La política mexicana ha regresado a su ecosistema favorito: las campañas. Ha quedado demostrado que para la nueva “mafia del poder” el énfasis está en la propaganda y la identidad. Frases cortas con distribución masiva y sentido de pertenencia cada vez más excluyente. Es sabido que desde que se instauró en este país el modelo de la “espotización” la mayor parte de los mexicanos consumen pocos contenidos informativos y buena parte de su información sobre lo que ocurre en el país -y su consecuente valoración sobre la situación nacional- depende de la publicidad. Por eso AMLO ha sido tan exitoso. Es sumamente eficaz en manejar un puñado de frases que repiten con insistencia el propio presidente, sus propagandistas y ahora (de forma lastimera) los aspirantes a sucederlo. Los estribillos se han convertido en jaculatorias.

Ahora que lamentamos el fallecimiento de Gilly, añoramos a una izquierda que problematizaba y debatía. Los cuadros formados en el marxismo y la izquierda más politizada descollaban en las polémicas y muchas veces arrinconaron a los voceros de la derecha, que con mucha dificultad formó cuadros elocuentes y lucidores en el debate público. Hoy por hoy, los más eficaces voceros del presidente son caricaturistas. No lo digo en detrimento de sus virtudes profesionales, simplemente ejemplifico que son la voz más potente del régimen después del presidente.

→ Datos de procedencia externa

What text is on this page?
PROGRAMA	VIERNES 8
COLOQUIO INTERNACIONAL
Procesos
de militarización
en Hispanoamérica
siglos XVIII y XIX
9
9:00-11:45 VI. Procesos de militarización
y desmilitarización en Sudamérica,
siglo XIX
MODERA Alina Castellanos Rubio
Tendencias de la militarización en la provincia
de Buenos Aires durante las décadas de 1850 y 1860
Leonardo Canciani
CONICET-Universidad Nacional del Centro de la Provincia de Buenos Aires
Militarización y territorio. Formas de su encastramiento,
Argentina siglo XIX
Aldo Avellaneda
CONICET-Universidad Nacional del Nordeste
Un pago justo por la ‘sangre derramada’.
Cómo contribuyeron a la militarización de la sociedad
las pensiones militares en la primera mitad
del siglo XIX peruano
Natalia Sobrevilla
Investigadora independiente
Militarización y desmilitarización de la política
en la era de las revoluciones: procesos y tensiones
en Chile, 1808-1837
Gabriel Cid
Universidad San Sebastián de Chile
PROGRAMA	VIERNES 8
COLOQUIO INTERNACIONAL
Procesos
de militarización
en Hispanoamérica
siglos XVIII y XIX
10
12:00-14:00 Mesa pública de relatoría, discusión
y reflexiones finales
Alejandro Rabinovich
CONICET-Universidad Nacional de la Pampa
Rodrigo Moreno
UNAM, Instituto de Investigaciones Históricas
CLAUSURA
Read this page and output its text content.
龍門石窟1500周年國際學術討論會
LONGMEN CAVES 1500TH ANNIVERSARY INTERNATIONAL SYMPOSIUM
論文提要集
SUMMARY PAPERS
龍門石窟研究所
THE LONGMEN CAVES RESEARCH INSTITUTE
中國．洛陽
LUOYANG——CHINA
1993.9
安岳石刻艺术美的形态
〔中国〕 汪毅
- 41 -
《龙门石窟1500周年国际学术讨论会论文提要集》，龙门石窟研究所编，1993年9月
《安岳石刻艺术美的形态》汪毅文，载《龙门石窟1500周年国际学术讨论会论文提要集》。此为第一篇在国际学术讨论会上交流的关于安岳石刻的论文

La propaganda se ha combinado además con la tendencia identitaria que muchos sociólogos han identificado en la política contemporánea como una perversión de las democracias. El político se asume como el representante del pueblo y define a los enemigos, los que no son como uno. En Europa y en Estados Unidos la política identitaria hace estragos. Los italianos dicen sentirse más italianos y los franceses también. Por tanto, excluyen a migrantes y a un sector amplio de su población que ha nacido en su territorio, pero según el canon de la política identitaria “no es un genuino francés o italiano”.

En México el presidente ha sido muy exitoso en definir a “los verdaderos mexicanos” de un lado y “los traidores y conservadores” del otro. No es un debate de ideas, es de identidades. Su problema hoy es que desde la lógica identitaria emerge con fuerza una aspirante a la que no puede, sin erosionar su palabra y autoridad moral, seguir descalificando. No puede negar que es indígena, mujer y que viene de abajo y que tiene sus propias ideas. Por tanto, los elementos identitarios que tanta fuerza le han dado a su movimiento podrían ahora volverse en su contra. Ésa es la paradoja de nuestros días. Por eso se les ve tan descolocados.

El oficialismo debería dejar en el cajón la simplonería identitaria y asumir el debate de ideas sin parapetarse en que todos sus críticos son racistas y clasistas por su corporalidad u origen. Ojalá que la política vuelva al cauce programático y no estemos discutiendo el origen francés, lituano o español de “las corcholatas” o que Xóchitl Gálvez tenga que recordar que ella no obedece al reclutamiento tradicional de la élite.